The patients in this study were treated with 3-dimensional conformal radiation therapy; however, recent investigations have shown acute toxicity benefits24, 25, 26, 27 with the use of intensity modulated radiation therapy for LARC CRT treatment when compared with 3-dimensional techniques, and many have adopted the routine use of intensity modulated radiation therapy in this setting. Additionally, there is the possibility of higher staging inaccuracies with the endorectal ultrasound staging that was employed for these patients (albeit for patients on both arms being compared). Currently, we routinely use magnetic resonance imaging for staging. Furthermore, to compare the outcomes after SD and CB radiation treatment, matching was based on clinical stage information, which is subject to risk for stage inaccuracy. Clinical stage information is less predictive of survival than pathologic stage, but any inaccuracies of clinical staging would have been equally likely to affect both groups.

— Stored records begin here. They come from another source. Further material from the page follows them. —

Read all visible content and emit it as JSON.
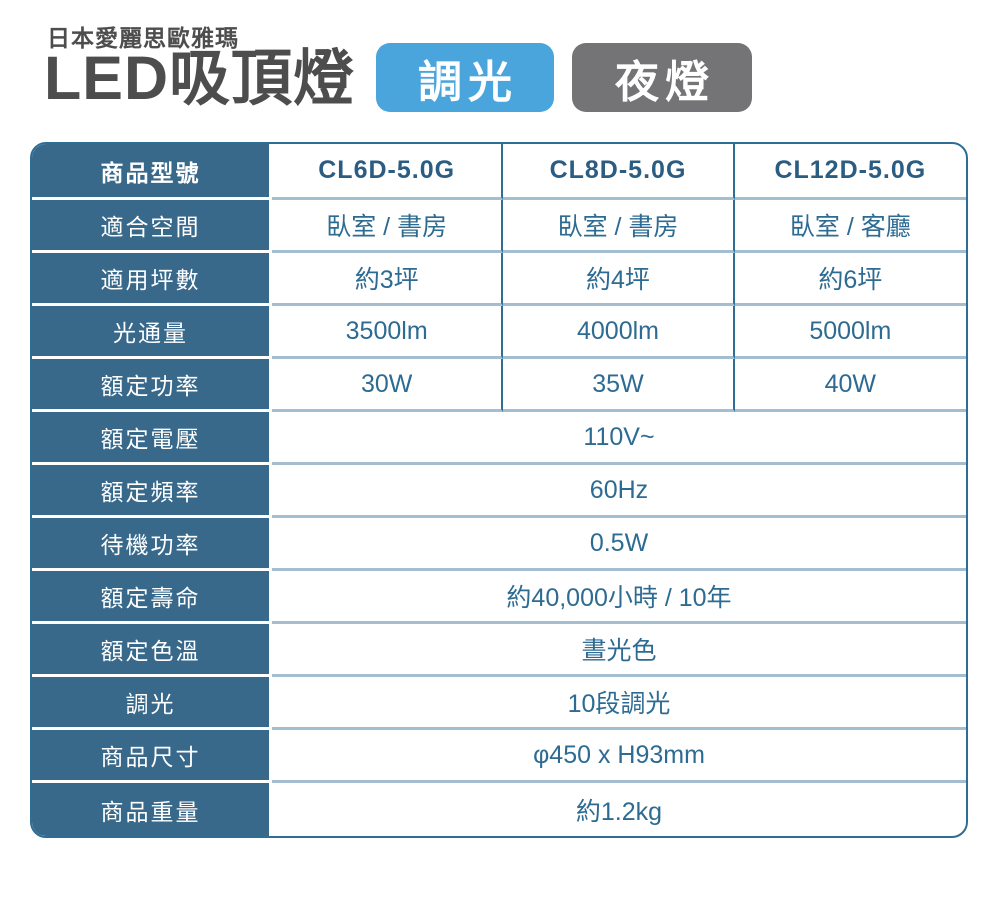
{
  "header": {
    "brand": "日本愛麗思歐雅瑪",
    "title": "LED吸頂燈",
    "badges": [
      {
        "id": "dimming",
        "label": "調光"
      },
      {
        "id": "nightlight",
        "label": "夜燈"
      }
    ]
  },
  "colors": {
    "teal": "#38698b",
    "line-dark": "#2f6d94",
    "line-light": "#a3bed0",
    "txt-data": "#2d6b92",
    "txt-model": "#2b5c82",
    "txt-title": "#4d4d4d",
    "badge-dim": "#4aa5dc",
    "badge-night": "#747476"
  },
  "table": {
    "columns": [
      "商品型號",
      "CL6D-5.0G",
      "CL8D-5.0G",
      "CL12D-5.0G"
    ],
    "rows": [
      {
        "label": "適合空間",
        "values": [
          "臥室 / 書房",
          "臥室 / 書房",
          "臥室 / 客廳"
        ]
      },
      {
        "label": "適用坪數",
        "values": [
          "約3坪",
          "約4坪",
          "約6坪"
        ]
      },
      {
        "label": "光通量",
        "values": [
          "3500lm",
          "4000lm",
          "5000lm"
        ]
      },
      {
        "label": "額定功率",
        "values": [
          "30W",
          "35W",
          "40W"
        ]
      },
      {
        "label": "額定電壓",
        "span": "110V~"
      },
      {
        "label": "額定頻率",
        "span": "60Hz"
      },
      {
        "label": "待機功率",
        "span": "0.5W"
      },
      {
        "label": "額定壽命",
        "span": "約40,000小時 / 10年"
      },
      {
        "label": "額定色溫",
        "span": "晝光色"
      },
      {
        "label": "調光",
        "span": "10段調光"
      },
      {
        "label": "商品尺寸",
        "span": "φ450 x H93mm"
      },
      {
        "label": "商品重量",
        "span": "約1.2kg"
      }
    ]
  }
}
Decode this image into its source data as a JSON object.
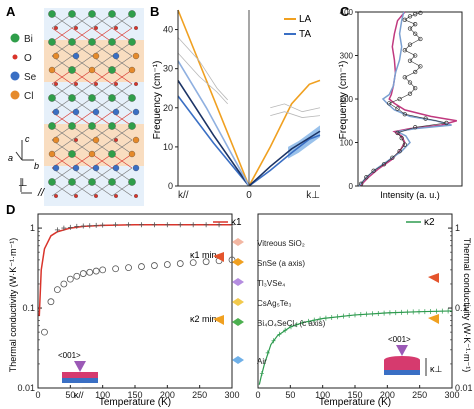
{
  "panels": {
    "a": "A",
    "b": "B",
    "c": "C",
    "d": "D"
  },
  "panelA": {
    "legend": [
      {
        "label": "Bi",
        "color": "#2f9e4a"
      },
      {
        "label": "O",
        "color": "#d9342b"
      },
      {
        "label": "Se",
        "color": "#3a6fc4"
      },
      {
        "label": "Cl",
        "color": "#e58a2b"
      }
    ],
    "axes": {
      "c": "c",
      "a": "a",
      "b": "b"
    },
    "bottom_left": "⊥",
    "bottom_right": "//"
  },
  "chart_data": [
    {
      "panel": "B",
      "type": "line",
      "ylabel": "Frequency (cm⁻¹)",
      "ylim": [
        0,
        45
      ],
      "yticks": [
        0,
        10,
        20,
        30,
        40
      ],
      "xticks": [
        "k//",
        "0",
        "k⊥"
      ],
      "legend": [
        "LA",
        "TA"
      ],
      "series": [
        {
          "name": "LA",
          "color": "#f0a020",
          "x": [
            -1,
            0
          ],
          "y": [
            45,
            0
          ]
        },
        {
          "name": "LA",
          "color": "#f0a020",
          "x": [
            0,
            0.3,
            0.6,
            0.85,
            1
          ],
          "y": [
            0,
            10,
            21,
            26,
            27
          ]
        },
        {
          "name": "TA",
          "color": "#3a6fc4",
          "x": [
            -1,
            -0.5,
            0
          ],
          "y": [
            23,
            11,
            0
          ]
        },
        {
          "name": "TA",
          "color": "#3a6fc4",
          "x": [
            0,
            0.3,
            0.6,
            0.85,
            1
          ],
          "y": [
            0,
            4,
            8.5,
            12,
            13
          ]
        },
        {
          "color": "#1c3466",
          "x": [
            -1,
            -0.5,
            0
          ],
          "y": [
            27,
            13,
            0
          ]
        },
        {
          "color": "#1c3466",
          "x": [
            0,
            0.3,
            0.6,
            1
          ],
          "y": [
            0,
            5,
            9.5,
            14
          ]
        },
        {
          "color": "#8fb0e0",
          "x": [
            -1,
            -0.6,
            -0.3,
            0
          ],
          "y": [
            32,
            20,
            10,
            0
          ]
        },
        {
          "color": "#b8b8b8",
          "x": [
            -1,
            -0.7,
            -0.45,
            -0.3
          ],
          "y": [
            38,
            32,
            25,
            22
          ]
        },
        {
          "color": "#b8b8b8",
          "x": [
            -1,
            -0.7,
            -0.45,
            -0.3
          ],
          "y": [
            34,
            28,
            24,
            21
          ]
        },
        {
          "color": "#b8b8b8",
          "x": [
            0.3,
            0.5,
            0.75,
            1
          ],
          "y": [
            20,
            21,
            19,
            20
          ]
        },
        {
          "color": "#b8b8b8",
          "x": [
            0.3,
            0.5,
            0.75,
            1
          ],
          "y": [
            18,
            19,
            17.5,
            18
          ]
        }
      ]
    },
    {
      "panel": "C",
      "type": "line",
      "xlabel": "Intensity (a. u.)",
      "ylabel": "Frequency (cm⁻¹)",
      "ylim": [
        0,
        400
      ],
      "yticks": [
        0,
        100,
        200,
        300,
        400
      ],
      "series": [
        {
          "color": "#c0397f",
          "x": [
            0.02,
            0.1,
            0.2,
            0.32,
            0.4,
            0.45,
            0.42,
            0.35,
            0.5,
            0.8,
            0.95,
            0.7,
            0.45,
            0.35,
            0.3,
            0.32,
            0.34,
            0.36,
            0.35,
            0.33,
            0.35,
            0.38,
            0.45
          ],
          "y": [
            0,
            20,
            40,
            60,
            80,
            100,
            115,
            125,
            132,
            140,
            150,
            160,
            175,
            190,
            200,
            210,
            230,
            260,
            290,
            320,
            350,
            380,
            400
          ]
        },
        {
          "color": "#7a9fd0",
          "x": [
            0.01,
            0.08,
            0.18,
            0.3,
            0.42,
            0.5,
            0.46,
            0.38,
            0.55,
            0.9,
            0.75,
            0.5,
            0.35,
            0.28,
            0.24,
            0.3,
            0.34,
            0.36,
            0.4,
            0.42,
            0.4,
            0.42,
            0.44
          ],
          "y": [
            0,
            20,
            40,
            60,
            80,
            100,
            115,
            125,
            132,
            140,
            150,
            160,
            175,
            190,
            200,
            210,
            230,
            260,
            290,
            320,
            350,
            380,
            400
          ]
        },
        {
          "color": "#333333",
          "markers": true,
          "x": [
            0.03,
            0.08,
            0.15,
            0.25,
            0.33,
            0.4,
            0.45,
            0.42,
            0.38,
            0.55,
            0.85,
            0.65,
            0.45,
            0.38,
            0.3,
            0.4,
            0.5,
            0.55,
            0.5,
            0.45,
            0.55,
            0.6,
            0.5,
            0.55,
            0.45,
            0.5,
            0.6,
            0.55,
            0.5,
            0.55,
            0.45,
            0.5,
            0.55,
            0.6
          ],
          "y": [
            5,
            20,
            35,
            50,
            65,
            80,
            95,
            110,
            122,
            135,
            145,
            155,
            165,
            178,
            190,
            200,
            212,
            225,
            238,
            250,
            262,
            275,
            288,
            300,
            312,
            325,
            338,
            350,
            362,
            372,
            382,
            390,
            395,
            398
          ]
        }
      ]
    },
    {
      "panel": "D",
      "type": "scatter",
      "xlabel": "Temperature (K)",
      "ylabel": "Thermal conductivity (W·K⁻¹·m⁻¹)",
      "ylabel_right": "Thermal conductivity (W·K⁻¹·m⁻¹)",
      "yscale": "log",
      "ylim": [
        0.01,
        1.5
      ],
      "xlim": [
        0,
        300
      ],
      "xticks": [
        0,
        50,
        100,
        150,
        200,
        250,
        300
      ],
      "yticks": [
        "0.01",
        "0.1",
        "1"
      ],
      "left": {
        "legend": "κ1",
        "annotations": [
          "κ1 min",
          "κ2 min"
        ],
        "inset_label": "<001>",
        "inset_sub": "κ//",
        "series": [
          {
            "name": "κ1",
            "color": "#d9342b",
            "fit": true,
            "x": [
              2,
              5,
              10,
              20,
              30,
              50,
              70,
              100,
              150,
              200,
              250,
              300
            ],
            "y": [
              0.08,
              0.3,
              0.55,
              0.8,
              0.9,
              1.0,
              1.05,
              1.08,
              1.1,
              1.1,
              1.1,
              1.1
            ]
          },
          {
            "color": "#555555",
            "markers": "cross",
            "x": [
              30,
              40,
              50,
              60,
              70,
              80,
              90,
              100,
              120,
              140,
              160,
              180,
              200,
              220,
              240,
              260,
              280,
              300
            ],
            "y": [
              0.95,
              1.0,
              1.02,
              1.05,
              1.06,
              1.07,
              1.08,
              1.09,
              1.1,
              1.1,
              1.1,
              1.1,
              1.1,
              1.1,
              1.1,
              1.1,
              1.1,
              1.1
            ]
          },
          {
            "color": "#555555",
            "markers": "open-circle",
            "x": [
              10,
              20,
              30,
              40,
              50,
              60,
              70,
              80,
              90,
              100,
              120,
              140,
              160,
              180,
              200,
              220,
              240,
              260,
              280,
              300
            ],
            "y": [
              0.05,
              0.12,
              0.17,
              0.2,
              0.23,
              0.25,
              0.27,
              0.28,
              0.29,
              0.3,
              0.31,
              0.32,
              0.33,
              0.34,
              0.35,
              0.36,
              0.37,
              0.38,
              0.39,
              0.4
            ]
          }
        ]
      },
      "right": {
        "legend": "κ2",
        "inset_label": "<001>",
        "inset_sub": "κ⊥",
        "series": [
          {
            "name": "κ2",
            "color": "#2e9b4f",
            "fit": true,
            "x": [
              2,
              5,
              10,
              20,
              30,
              50,
              70,
              100,
              150,
              200,
              250,
              300
            ],
            "y": [
              0.011,
              0.014,
              0.02,
              0.035,
              0.045,
              0.058,
              0.066,
              0.074,
              0.082,
              0.087,
              0.09,
              0.092
            ]
          }
        ]
      },
      "middle_legend": [
        {
          "label": "Vitreous SiO₂",
          "color": "#f3b7a2"
        },
        {
          "label": "SnSe (a axis)",
          "color": "#f0a020"
        },
        {
          "label": "Tl₃VSe₄",
          "color": "#b58de0"
        },
        {
          "label": "CsAg₅Te₃",
          "color": "#f2c94c"
        },
        {
          "label": "Bi₄O₄SeCl₂ (c axis)",
          "color": "#4cb050"
        },
        {
          "label": "Air",
          "color": "#6fb0e8"
        }
      ]
    }
  ]
}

Finally, despite matching on the known factors, it is possible that other residual confounding factors could account for the survival differences. However, it is notable that the CB was associated with greater treatment response despite initial tumor characteristics, such as circumferential extent and size, that did not differ between the groups. The improvement in PFS and OS seems intuitively incongruous with merely an incremental increase in radiation dose via a CB. Given that some patients on the CB arm were treated on protocol, there may have been an inherent but intangible bias in selection by the treating team (although eligibility criteria were similar to those for off-protocol patients) and/or with patient willingness to participate in the protocol that eventually translated to a PFS or OS benefit. This is unlikely to be due to more intensive systemic therapy administered to patients in the CB group because there was no difference in adjuvant chemotherapy between the groups.

These data demonstrate that dose escalation in LARC treatment is feasible, safe, and associated with increased tumor response. Dose escalation may have important implications for novel treatment strategies for rectal cancer that rely on pCR, such as nonoperative management. Therefore, strategies to enhance radiation therapy response through dose optimization should be further pursued.